Bowls is a precision sport where the goal is to roll slightly radially asymmetrical bowls closer to a smaller white ball (the "jack") than one's opponent is able to do. It is related to bocce and petanque.
The game is usually played on a large, rectangular precisely levelled and manicured grass surface known as a bowling green, but an indoor variation on synthetic grass is also played. In the simplest competition, singles, one of the two opponents begins a segment of the competition (in bowling parlance, an "end"), by rolling a white ball (the jack) along the green. Once it has come to rest, the players take turns to roll slightly larger and unevenly weighted bowls from a fixed mat towards the jack. After each competitor has used up their allocated number of bowls (it varies depending on the specific competition), the distance of the closest balls from the jack is determined (the jack may have been moved from being hit by various bowls) and points are awarded for each ball a competitor has closer than the opponent's nearest to the jack - for instance, if a competitor has bowled two balls closer to the jack than their competitor's nearest, they are awarded two points. The process is then repeated for the next end. If the jack is knocked off the playing arena by a bowl, the end is declared "dead" and no points are awarded.
Scoring systems vary from competition to competition, with some competitions being the first to a specified number of points (usually 25), while some award wins to the highest-scoring bowler after a specified number of ends. Finally, some competitions use a "set" scoring system, with the first to seven points awarded a set in a best-of-five set match. As well as singles competition, there are competitions for two, three and four-player teams. In these, teams take turns to bowl, with each player within a team bowling all their bowls, then handing over to the next player.
Bowls are weighted (or biased) so that at normal bowling speeds they travel a curved path, with the curve increasing as they slow down. Regulations determine minimum and maximum curvature characteristics allowed, but within these rules bowlers can and do choose bowls to suit their own preference. They were originally made from lignum vitae (a dense wood giving rise to the term 'woods' for bowls) but are now more typically made of a hard plastic composite material, coloured black (with markings to determine which bowl belongs to each competitor), and by regulations have a diameter of about 15 centimetres.

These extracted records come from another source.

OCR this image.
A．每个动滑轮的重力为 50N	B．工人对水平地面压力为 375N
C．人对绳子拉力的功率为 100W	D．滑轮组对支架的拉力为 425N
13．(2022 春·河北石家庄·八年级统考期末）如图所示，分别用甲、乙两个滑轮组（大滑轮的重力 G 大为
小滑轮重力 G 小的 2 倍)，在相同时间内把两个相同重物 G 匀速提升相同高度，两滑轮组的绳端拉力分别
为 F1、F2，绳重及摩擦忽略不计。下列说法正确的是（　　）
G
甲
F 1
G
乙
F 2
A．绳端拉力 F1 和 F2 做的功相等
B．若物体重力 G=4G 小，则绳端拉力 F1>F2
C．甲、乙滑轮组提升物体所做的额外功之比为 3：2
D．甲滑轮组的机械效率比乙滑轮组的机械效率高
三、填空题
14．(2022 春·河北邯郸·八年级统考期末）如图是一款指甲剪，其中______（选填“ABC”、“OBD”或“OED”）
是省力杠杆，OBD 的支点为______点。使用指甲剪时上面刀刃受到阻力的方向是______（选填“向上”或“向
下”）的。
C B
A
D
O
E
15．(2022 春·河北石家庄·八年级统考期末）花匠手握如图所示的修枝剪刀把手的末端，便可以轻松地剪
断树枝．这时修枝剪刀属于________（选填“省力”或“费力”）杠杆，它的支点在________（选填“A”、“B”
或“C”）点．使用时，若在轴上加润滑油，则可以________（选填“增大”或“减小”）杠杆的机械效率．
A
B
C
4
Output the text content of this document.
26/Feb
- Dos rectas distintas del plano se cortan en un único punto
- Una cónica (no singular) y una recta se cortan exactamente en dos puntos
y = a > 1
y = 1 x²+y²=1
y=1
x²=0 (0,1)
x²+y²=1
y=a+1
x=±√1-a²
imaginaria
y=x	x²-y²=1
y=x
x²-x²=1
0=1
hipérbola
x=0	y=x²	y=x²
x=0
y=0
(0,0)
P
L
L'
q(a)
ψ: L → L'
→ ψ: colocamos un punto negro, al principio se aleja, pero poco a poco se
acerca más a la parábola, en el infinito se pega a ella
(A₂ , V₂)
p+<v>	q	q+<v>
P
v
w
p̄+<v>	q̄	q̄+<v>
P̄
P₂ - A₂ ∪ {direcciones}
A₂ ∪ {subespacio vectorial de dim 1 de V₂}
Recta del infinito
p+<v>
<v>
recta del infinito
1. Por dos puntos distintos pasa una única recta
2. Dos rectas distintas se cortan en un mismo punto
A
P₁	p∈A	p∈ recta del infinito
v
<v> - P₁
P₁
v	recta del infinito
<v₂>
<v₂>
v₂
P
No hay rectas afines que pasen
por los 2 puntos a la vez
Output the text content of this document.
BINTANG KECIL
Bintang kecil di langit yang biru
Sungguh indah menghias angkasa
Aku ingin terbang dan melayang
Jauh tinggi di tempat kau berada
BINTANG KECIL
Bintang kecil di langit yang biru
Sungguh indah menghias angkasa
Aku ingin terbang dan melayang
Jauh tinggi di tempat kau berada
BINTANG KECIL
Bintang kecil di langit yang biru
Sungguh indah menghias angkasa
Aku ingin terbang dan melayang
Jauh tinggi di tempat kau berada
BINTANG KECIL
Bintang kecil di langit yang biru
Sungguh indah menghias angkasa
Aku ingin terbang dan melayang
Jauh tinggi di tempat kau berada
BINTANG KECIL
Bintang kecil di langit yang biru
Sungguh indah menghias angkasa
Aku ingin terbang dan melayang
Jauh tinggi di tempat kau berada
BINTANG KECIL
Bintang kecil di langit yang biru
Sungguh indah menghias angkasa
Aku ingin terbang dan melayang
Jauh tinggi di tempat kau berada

When bowling, competitors have a choice of three different basic types of bowls. For a right-handed bowler, "forehand draw" is initially aimed to the right of the jack, and curves back to the left. A "backhand draw" curves the opposite way. In both cases, the bowl is weighted to stop on the green, usually (unless tactics demand otherwise) as close to the jack as possible. A "drive" involves bowling with considerable force with the aim of knocking either the jack or a bowl (usually the opponents) backwards, possibly off the playing arena - with the drive's speed, there is virtually no noticeable curve on the shot.
Particularly in teams competition where there can be large numbers of bowls on the green by the conclusion of the end, bowls involves complex tactics, where teams with the closest bowl will often make their subsequent shots not with the goal of placing the bowl near the jack's present position, but in positions to make it difficult for opponents to place a ball close to the jack, or to places the jack might be deflected to if the opponent attempts to move it.
Bowls is popular in the United Kingdom, Australia, New Zealand, and parts of the United States. Because of its relaxed pace and comparatively light physical demands, it is a popular participant sport, particularly for the elderly. However, there is a considerable professional competition dominated by younger men and women.
England's most famous bowler is, of course, Sir Francis Drake, who, in 1588, is alleged to have completed his game of bowls before setting sail to defeat the Spanish Armada.
Crown green bowls is a variant of lawn bowls played in the north of England, in Wales, and on the Isle of Man. It is played on a lawn from 30 to 60 yards square. The centre of the lawn is 8 to 18 inches higher than its edges.